Dass beim Antragsteller eher keine Körperverletzungs-, sondern Vermögensdelikte zu erwarten sind, führt nicht dazu, dass eine Verwirklichung dieser Gefahr bis zum Abschluss des Klageverfahrens hinnehmbar erscheint. Durch die Begehung von Vermögensdelikten mit erschwerenden Umständen, wie z.B. der beträchtlichen Schädigung einer Vielzahl von Personen oder der gewerbsmäßigen Begehung, liegt genauso wie bei Straftaten gegen die körperliche Unversehrtheit eine schwere Gefährdung eines Grundinteresses der Gesellschaft vor (OVG Bremen, B.v. 26.5.2021 – 2 B 119/21 – juris Rn. 38 m.w.N.). Auch finanzielle Schäden sind nicht regelhaft reversibel. Schadensersatzansprüche können häufig mangels Leistungsvermögens des Täters nicht realisiert werden. Auch im vorliegenden Fall ist nicht ersichtlich, dass der Antragsteller zur Erfüllung von Ersatzansprüchen der Opfer seiner bisherigen Taten in der Lage wäre.

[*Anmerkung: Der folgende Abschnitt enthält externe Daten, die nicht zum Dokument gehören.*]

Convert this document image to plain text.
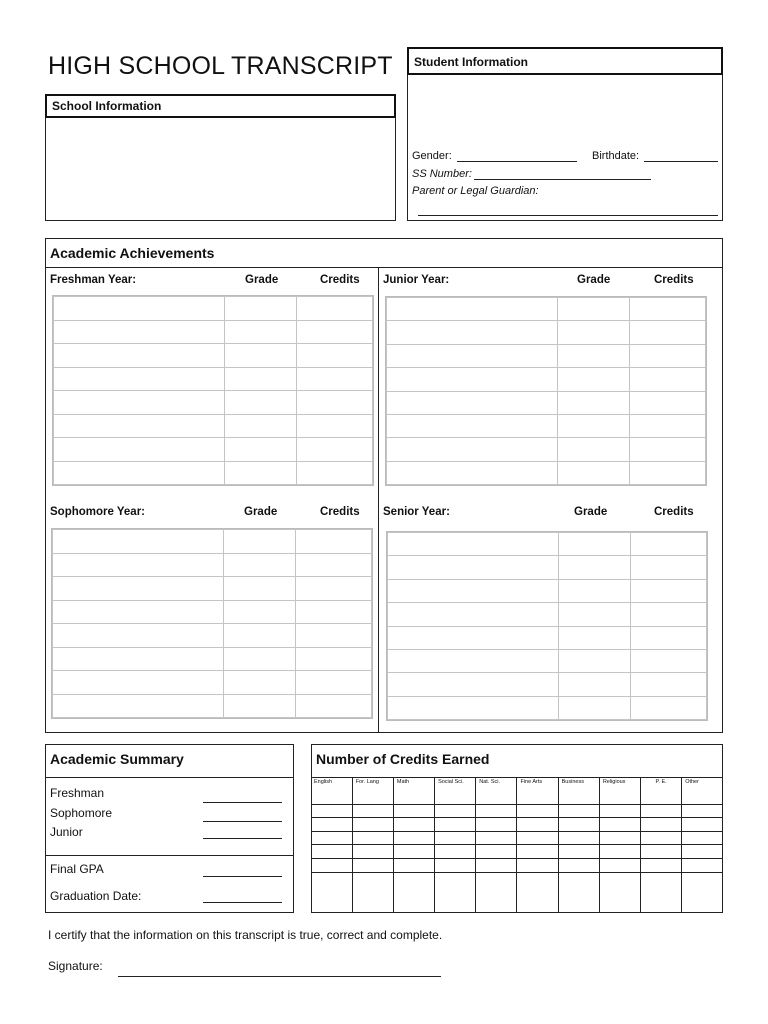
HIGH SCHOOL TRANSCRIPT
School Information
Student Information
Gender:	Birthdate:
SS Number:
Parent or Legal Guardian:
Academic Achievements
Freshman Year:	Grade	Credits

		Junior Year:	Grade	Credits

Sophomore Year:	Grade	Credits

		Senior Year:	Grade	Credits

Academic Summary
Freshman
Sophomore
Junior
Final GPA
Graduation Date:
Number of Credits Earned
English	For. Lang	Math	Social Sci.	Nat. Sci.	Fine Arts	Business	Religious	P. E.	Other

I certify that the information on this transcript is true, correct and complete.
Signature:
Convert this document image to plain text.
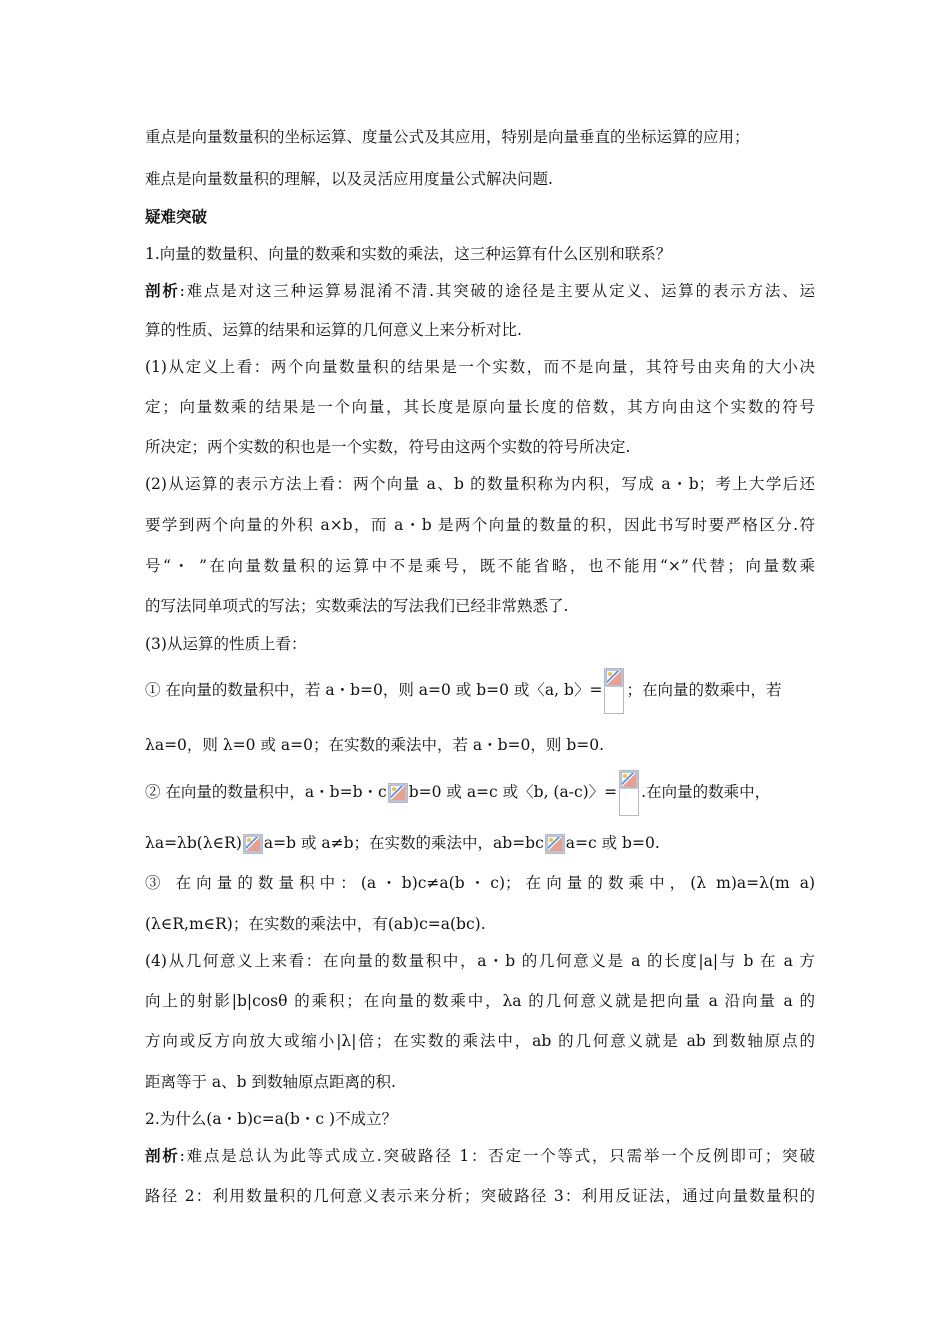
重点是向量数量积的坐标运算、度量公式及其应用，特别是向量垂直的坐标运算的应用；
难点是向量数量积的理解，以及灵活应用度量公式解决问题.
疑难突破
1.向量的数量积、向量的数乘和实数的乘法，这三种运算有什么区别和联系？
剖析:难点是对这三种运算易混淆不清.其突破的途径是主要从定义、运算的表示方法、运
算的性质、运算的结果和运算的几何意义上来分析对比.
(1)从定义上看：两个向量数量积的结果是一个实数，而不是向量，其符号由夹角的大小决
定；向量数乘的结果是一个向量，其长度是原向量长度的倍数，其方向由这个实数的符号
所决定；两个实数的积也是一个实数，符号由这两个实数的符号所决定.
(2)从运算的表示方法上看：两个向量 a、b 的数量积称为内积，写成 a・b；考上大学后还
要学到两个向量的外积 a×b，而 a・b 是两个向量的数量的积，因此书写时要严格区分.符
号“・ ”在向量数量积的运算中不是乘号，既不能省略，也不能用“×”代替；向量数乘
的写法同单项式的写法；实数乘法的写法我们已经非常熟悉了.
(3)从运算的性质上看：
① 在向量的数量积中，若 a・b=0，则 a=0 或 b=0 或〈a, b〉= ；在向量的数乘中，若
λa=0，则 λ=0 或 a=0；在实数的乘法中，若 a・b=0，则 b=0.
② 在向量的数量积中，a・b=b・c b=0 或 a=c 或〈b, (a-c)〉= .在向量的数乘中，
λa=λb(λ∈R) a=b 或 a≠b；在实数的乘法中，ab=bc a=c 或 b=0.
③ 在向量的数量积中：(a・b)c≠a(b・c)；在向量的数乘中，(λ m)a=λ(m a)
(λ∈R,m∈R)；在实数的乘法中，有(ab)c=a(bc).
(4)从几何意义上来看：在向量的数量积中，a・b 的几何意义是 a 的长度|a|与 b 在 a 方
向上的射影|b|cosθ 的乘积；在向量的数乘中，λa 的几何意义就是把向量 a 沿向量 a 的
方向或反方向放大或缩小|λ|倍；在实数的乘法中，ab 的几何意义就是 ab 到数轴原点的
距离等于 a、b 到数轴原点距离的积.
2.为什么(a・b)c=a(b・c )不成立？
剖析:难点是总认为此等式成立.突破路径 1：否定一个等式，只需举一个反例即可；突破
路径 2：利用数量积的几何意义表示来分析；突破路径 3：利用反证法，通过向量数量积的
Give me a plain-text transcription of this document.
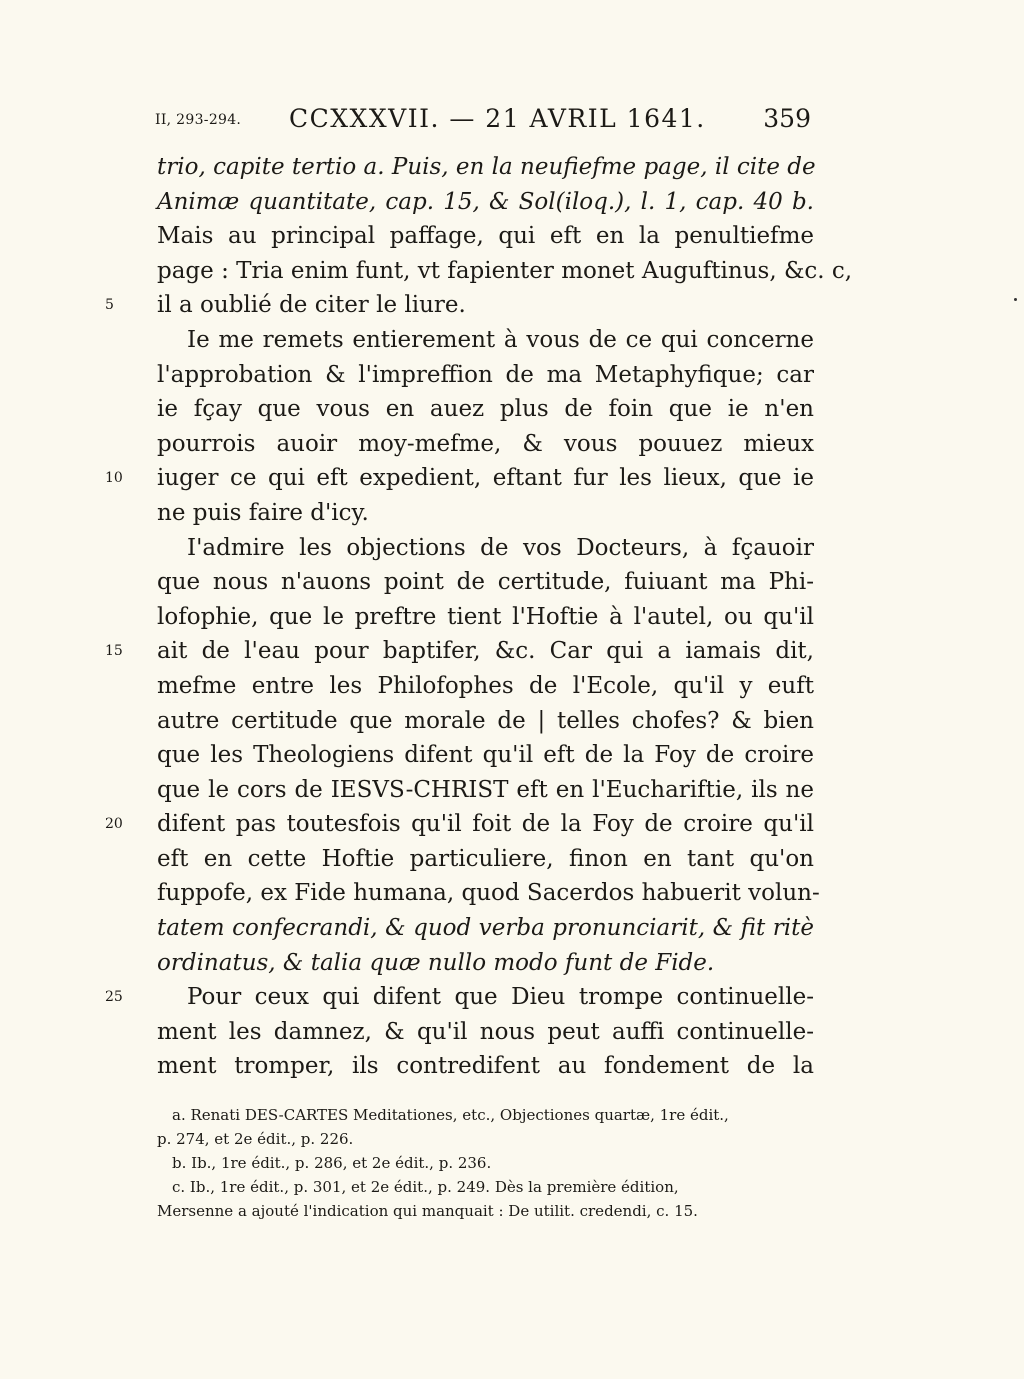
II, 293-294. CCXXXVII. — 21 AVRIL 1641. 359
trio, capite tertio a. Puis, en la neufiefme page, il cite de
Animæ quantitate, cap. 15, & Sol(iloq.), l. 1, cap. 40 b.
Mais au principal paffage, qui eft en la penultiefme
page : Tria enim funt, vt fapienter monet Auguftinus, &c. c,
5	il a oublié de citer le liure.
Ie me remets entierement à vous de ce qui concerne
l'approbation & l'impreffion de ma Metaphyfique; car
ie fçay que vous en auez plus de foin que ie n'en
pourrois auoir moy-mefme, & vous pouuez mieux
10 iuger ce qui eft expedient, eftant fur les lieux, que ie
ne puis faire d'icy.
I'admire les objections de vos Docteurs, à fçauoir
que nous n'auons point de certitude, fuiuant ma Phi-
lofophie, que le preftre tient l'Hoftie à l'autel, ou qu'il
15 ait de l'eau pour baptifer, &c. Car qui a iamais dit,
mefme entre les Philofophes de l'Ecole, qu'il y euft
autre certitude que morale de | telles chofes? & bien
que les Theologiens difent qu'il eft de la Foy de croire
que le cors de IESVS-CHRIST eft en l'Euchariftie, ils ne
20 difent pas toutesfois qu'il foit de la Foy de croire qu'il
eft en cette Hoftie particuliere, finon en tant qu'on
fuppofe, ex Fide humana, quod Sacerdos habuerit volun-
tatem confecrandi, & quod verba pronunciarit, & fit ritè
ordinatus, & talia quæ nullo modo funt de Fide.
25	Pour ceux qui difent que Dieu trompe continuelle-
ment les damnez, & qu'il nous peut auffi continuelle-
ment tromper, ils contredifent au fondement de la
a. Renati DES-CARTES Meditationes, etc., Objectiones quartæ, 1re édit.,
p. 274, et 2e édit., p. 226.
b. Ib., 1re édit., p. 286, et 2e édit., p. 236.
c. Ib., 1re édit., p. 301, et 2e édit., p. 249. Dès la première édition,
Mersenne a ajouté l'indication qui manquait : De utilit. credendi, c. 15.
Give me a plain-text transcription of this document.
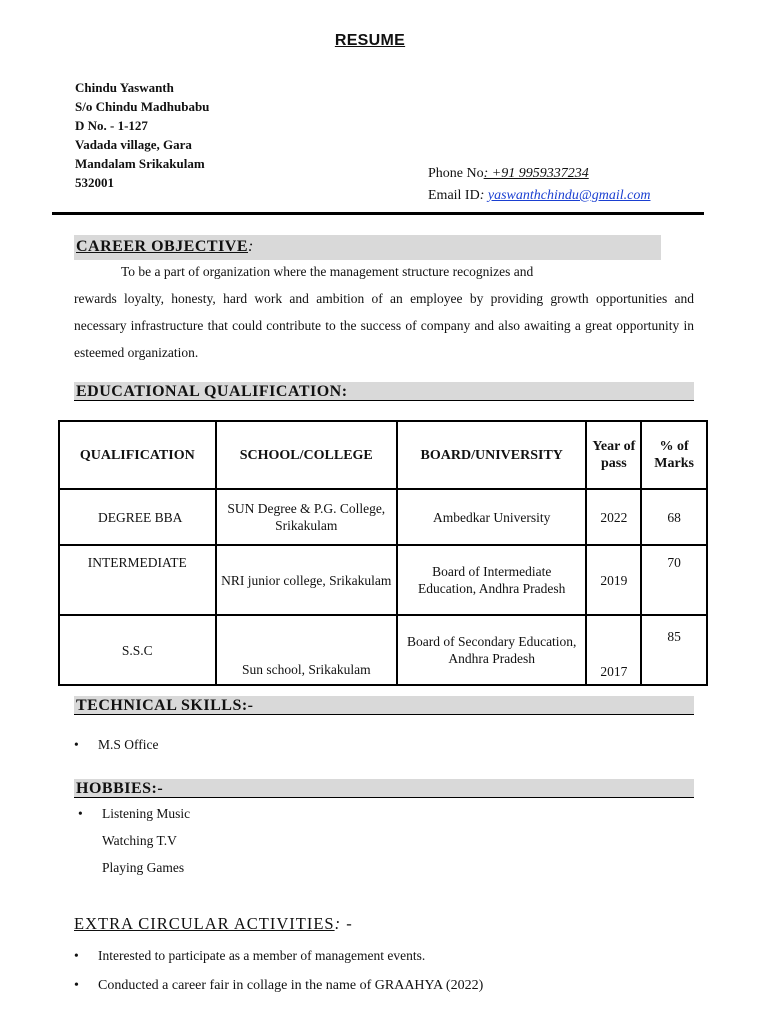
RESUME
Chindu Yaswanth
S/o Chindu Madhubabu
D No. - 1-127
Vadada village, Gara
Mandalam Srikakulam
532001
Phone No: +91 9959337234
Email ID: yaswanthchindu@gmail.com
CAREER OBJECTIVE:
To be a part of organization where the management structure recognizes and
rewards loyalty, honesty, hard work and ambition of an employee by providing growth opportunities and necessary infrastructure that could contribute to the success of company and also awaiting a great opportunity in esteemed organization.
EDUCATIONAL QUALIFICATION:
QUALIFICATION	SCHOOL/COLLEGE	BOARD/UNIVERSITY	Year of pass	% of Marks
DEGREE BBA	SUN Degree & P.G. College, Srikakulam	Ambedkar University	2022	68
INTERMEDIATE	NRI junior college, Srikakulam	Board of Intermediate Education, Andhra Pradesh	2019	70
S.S.C	Sun school, Srikakulam	Board of Secondary Education, Andhra Pradesh	2017	85
TECHNICAL SKILLS:-
• M.S Office
HOBBIES:-
• Listening Music
Watching T.V
Playing Games
EXTRA CIRCULAR ACTIVITIES: -
• Interested to participate as a member of management events.
• Conducted a career fair in collage in the name of GRAAHYA (2022)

Demgegenüber ist der Antragsteller in wirtschaftlicher Hinsicht im Bundesgebiet nicht integriert. Der Sofortvollzug ist also nicht mit dem Verlust seiner wirtschaftlichen Existenz verbunden. Außerdem könnten die Wirkungen des Sofortvollzugs im Falle des Obsiegens im Hauptsacheverfahren weitgehend wieder rückgängig gemacht werden. Es sind keine Gründe ersichtlich, warum dem Antragsteller für diesen Fall keine Wiedereingliederung im Bundesgebiet möglich und zumutbar wäre.
Nach alledem ist der Antrag abzulehnen.
Die Kostenentscheidung folgt aus § 154 Abs. 1 VwGO. Die Streitwertfestsetzung beruht auf §§ 53 Abs. 2 Nr. 2, 52 Abs. 1 GKG.